Hunched and hurting, Peri stood on the stage and wiped the blood from her cheek. Sandy rose up between her and the bar, panting as she touched her lip to find she’d bitten it. The woman’s hands clenched into tiny fists.

 

Peri reoriented herself, knowing that in thirty seconds she was going to be dumber than a stone. She was drafting. Jack had betrayed her. Bill was lining his pockets with Opti’s agents’ efforts. Her own psychologists were working for him. So was Allen, but he’d promised to give her a rifle so she could shoot Jack’s head clean off.

 

She turned to Allen, watching her from behind his thick glasses and from under black curls. Frank’s rifle was in his hand. It had one shell in it. It had to be enough.

 

“You spoiled, entitled little girl!” Sandy shouted, still before the bar but her words unchanged from the first draft, telling Peri she wasn’t a drafter or anchor. “I’m sick of you drafters complaining.

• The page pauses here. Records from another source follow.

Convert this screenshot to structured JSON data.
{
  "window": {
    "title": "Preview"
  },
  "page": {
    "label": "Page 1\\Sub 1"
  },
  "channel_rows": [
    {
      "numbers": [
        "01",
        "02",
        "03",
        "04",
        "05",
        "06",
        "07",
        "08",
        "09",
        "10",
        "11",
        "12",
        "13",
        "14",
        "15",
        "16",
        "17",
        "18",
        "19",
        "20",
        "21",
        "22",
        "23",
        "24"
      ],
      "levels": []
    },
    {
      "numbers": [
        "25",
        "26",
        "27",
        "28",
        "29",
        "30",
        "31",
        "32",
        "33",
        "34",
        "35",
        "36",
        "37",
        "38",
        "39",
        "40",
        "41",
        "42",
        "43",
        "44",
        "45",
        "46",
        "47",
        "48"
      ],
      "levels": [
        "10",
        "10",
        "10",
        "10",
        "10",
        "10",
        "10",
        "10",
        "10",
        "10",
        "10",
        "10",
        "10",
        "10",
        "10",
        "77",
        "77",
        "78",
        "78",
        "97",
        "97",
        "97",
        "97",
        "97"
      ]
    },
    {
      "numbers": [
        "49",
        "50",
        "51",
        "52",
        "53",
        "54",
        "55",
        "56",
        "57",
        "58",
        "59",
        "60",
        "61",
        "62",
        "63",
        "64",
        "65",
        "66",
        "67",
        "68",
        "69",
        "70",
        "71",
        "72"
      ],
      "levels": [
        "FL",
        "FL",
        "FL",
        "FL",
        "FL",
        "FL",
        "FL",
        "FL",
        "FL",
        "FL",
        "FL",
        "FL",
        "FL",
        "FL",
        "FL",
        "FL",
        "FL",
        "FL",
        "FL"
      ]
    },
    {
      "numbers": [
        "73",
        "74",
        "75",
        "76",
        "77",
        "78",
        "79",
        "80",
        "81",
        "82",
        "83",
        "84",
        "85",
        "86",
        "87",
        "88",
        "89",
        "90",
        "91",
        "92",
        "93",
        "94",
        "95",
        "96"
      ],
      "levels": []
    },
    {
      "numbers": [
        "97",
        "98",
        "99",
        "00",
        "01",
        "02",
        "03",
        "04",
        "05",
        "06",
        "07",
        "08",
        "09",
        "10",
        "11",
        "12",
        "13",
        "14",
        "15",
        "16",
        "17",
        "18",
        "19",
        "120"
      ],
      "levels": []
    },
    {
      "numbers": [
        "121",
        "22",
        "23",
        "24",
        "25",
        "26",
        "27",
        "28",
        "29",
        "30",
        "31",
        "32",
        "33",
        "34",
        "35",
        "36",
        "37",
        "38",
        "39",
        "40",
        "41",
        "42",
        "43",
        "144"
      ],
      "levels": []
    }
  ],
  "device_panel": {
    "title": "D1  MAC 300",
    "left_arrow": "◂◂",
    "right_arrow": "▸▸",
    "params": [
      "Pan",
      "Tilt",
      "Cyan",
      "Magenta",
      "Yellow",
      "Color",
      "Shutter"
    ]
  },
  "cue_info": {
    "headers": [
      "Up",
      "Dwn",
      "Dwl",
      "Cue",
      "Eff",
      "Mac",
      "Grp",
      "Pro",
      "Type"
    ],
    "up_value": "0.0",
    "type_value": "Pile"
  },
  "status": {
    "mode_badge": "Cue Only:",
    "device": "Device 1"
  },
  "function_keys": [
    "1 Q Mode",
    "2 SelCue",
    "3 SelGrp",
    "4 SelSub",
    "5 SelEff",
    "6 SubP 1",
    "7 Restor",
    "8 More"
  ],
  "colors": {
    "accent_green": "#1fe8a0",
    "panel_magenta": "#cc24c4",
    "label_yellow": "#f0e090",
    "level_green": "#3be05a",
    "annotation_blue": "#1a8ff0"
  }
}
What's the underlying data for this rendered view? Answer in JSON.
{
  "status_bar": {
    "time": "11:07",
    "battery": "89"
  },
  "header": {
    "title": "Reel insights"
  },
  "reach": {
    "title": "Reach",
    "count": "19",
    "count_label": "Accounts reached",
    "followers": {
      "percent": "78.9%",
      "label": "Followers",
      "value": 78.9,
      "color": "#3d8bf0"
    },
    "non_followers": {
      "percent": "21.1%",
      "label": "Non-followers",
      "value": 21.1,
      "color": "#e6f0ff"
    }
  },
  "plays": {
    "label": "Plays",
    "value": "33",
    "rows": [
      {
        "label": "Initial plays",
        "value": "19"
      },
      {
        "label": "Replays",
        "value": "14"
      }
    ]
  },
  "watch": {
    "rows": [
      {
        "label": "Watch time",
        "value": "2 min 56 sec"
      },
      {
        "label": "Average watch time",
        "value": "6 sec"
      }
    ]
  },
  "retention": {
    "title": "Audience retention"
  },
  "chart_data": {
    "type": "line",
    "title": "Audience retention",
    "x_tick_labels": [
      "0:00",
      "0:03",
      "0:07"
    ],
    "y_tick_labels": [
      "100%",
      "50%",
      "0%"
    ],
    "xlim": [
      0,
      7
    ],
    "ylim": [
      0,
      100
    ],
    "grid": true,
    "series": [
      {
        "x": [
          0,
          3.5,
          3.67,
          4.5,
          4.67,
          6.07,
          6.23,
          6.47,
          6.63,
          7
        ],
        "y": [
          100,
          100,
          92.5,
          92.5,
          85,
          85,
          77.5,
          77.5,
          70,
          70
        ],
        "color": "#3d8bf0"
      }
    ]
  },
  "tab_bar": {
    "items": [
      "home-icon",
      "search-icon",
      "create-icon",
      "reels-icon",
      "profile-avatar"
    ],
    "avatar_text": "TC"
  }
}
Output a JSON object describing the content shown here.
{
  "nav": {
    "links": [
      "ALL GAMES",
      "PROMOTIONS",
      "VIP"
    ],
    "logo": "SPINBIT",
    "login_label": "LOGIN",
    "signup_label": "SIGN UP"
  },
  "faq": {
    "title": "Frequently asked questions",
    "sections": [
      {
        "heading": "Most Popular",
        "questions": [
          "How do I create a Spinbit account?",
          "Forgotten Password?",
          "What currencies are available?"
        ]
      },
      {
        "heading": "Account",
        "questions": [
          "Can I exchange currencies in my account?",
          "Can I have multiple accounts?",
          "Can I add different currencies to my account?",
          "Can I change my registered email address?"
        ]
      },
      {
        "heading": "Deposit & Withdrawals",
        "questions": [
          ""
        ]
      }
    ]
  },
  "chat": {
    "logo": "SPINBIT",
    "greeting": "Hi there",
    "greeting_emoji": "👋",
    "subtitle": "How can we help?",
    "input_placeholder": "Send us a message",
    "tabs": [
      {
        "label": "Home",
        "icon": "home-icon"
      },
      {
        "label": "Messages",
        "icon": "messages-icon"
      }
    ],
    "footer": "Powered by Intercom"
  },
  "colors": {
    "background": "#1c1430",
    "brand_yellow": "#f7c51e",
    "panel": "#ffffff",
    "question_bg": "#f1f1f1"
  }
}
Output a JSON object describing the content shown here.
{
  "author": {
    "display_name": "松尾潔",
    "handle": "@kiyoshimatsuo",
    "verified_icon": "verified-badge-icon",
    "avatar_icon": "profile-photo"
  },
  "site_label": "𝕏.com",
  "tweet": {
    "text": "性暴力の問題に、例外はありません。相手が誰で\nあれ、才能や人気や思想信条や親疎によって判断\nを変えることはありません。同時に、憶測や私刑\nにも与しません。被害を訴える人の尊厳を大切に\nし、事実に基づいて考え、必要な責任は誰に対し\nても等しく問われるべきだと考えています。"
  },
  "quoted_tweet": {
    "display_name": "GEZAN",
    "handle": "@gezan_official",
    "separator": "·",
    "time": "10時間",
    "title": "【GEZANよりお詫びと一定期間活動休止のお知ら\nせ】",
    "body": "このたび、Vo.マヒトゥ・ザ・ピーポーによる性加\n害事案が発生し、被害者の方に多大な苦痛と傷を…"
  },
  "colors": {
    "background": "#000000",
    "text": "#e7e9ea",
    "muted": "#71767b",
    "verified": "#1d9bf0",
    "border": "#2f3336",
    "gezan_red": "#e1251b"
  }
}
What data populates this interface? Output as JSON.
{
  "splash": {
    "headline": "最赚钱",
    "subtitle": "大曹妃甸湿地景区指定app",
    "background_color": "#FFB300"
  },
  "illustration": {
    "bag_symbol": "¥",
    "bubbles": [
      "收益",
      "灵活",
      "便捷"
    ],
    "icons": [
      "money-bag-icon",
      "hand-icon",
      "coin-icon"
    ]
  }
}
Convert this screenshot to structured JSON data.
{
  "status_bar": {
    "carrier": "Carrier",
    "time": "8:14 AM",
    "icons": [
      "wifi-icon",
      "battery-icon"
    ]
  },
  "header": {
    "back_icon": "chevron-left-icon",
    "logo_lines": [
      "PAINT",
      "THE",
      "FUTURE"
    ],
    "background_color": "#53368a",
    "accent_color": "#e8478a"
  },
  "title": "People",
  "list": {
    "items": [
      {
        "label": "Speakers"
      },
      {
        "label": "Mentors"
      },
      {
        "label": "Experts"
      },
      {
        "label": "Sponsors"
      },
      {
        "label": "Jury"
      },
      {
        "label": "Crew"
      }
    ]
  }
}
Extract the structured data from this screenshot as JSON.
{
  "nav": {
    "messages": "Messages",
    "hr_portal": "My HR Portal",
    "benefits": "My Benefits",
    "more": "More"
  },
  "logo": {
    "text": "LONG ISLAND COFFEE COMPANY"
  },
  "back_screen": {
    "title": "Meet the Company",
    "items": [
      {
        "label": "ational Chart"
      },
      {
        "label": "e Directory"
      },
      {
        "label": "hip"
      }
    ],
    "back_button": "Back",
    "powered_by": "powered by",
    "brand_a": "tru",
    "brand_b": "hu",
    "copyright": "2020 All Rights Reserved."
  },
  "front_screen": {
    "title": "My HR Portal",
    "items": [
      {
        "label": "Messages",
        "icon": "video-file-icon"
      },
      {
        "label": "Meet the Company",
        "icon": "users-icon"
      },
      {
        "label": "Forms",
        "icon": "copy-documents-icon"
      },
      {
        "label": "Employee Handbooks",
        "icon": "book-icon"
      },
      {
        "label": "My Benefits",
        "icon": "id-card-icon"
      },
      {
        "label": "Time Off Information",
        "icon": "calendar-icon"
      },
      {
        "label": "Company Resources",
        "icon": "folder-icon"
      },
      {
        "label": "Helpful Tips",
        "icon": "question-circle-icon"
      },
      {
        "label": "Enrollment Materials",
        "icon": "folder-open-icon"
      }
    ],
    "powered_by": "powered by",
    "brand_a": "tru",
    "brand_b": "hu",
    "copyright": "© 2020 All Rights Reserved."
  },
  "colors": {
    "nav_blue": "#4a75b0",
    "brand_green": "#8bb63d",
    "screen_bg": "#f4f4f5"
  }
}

You have someone waiting on you hand and foot, treating you like a god, and all you do is bitch about it when you lose a little memory. Life isn’t fair. Love is not real. I’m doing you a fucking favor!”

 

“You got that right.” Peri held out a hand to Allen, her fingers and toes tingling. What if he’d lied to her, too? Why was she so trusting?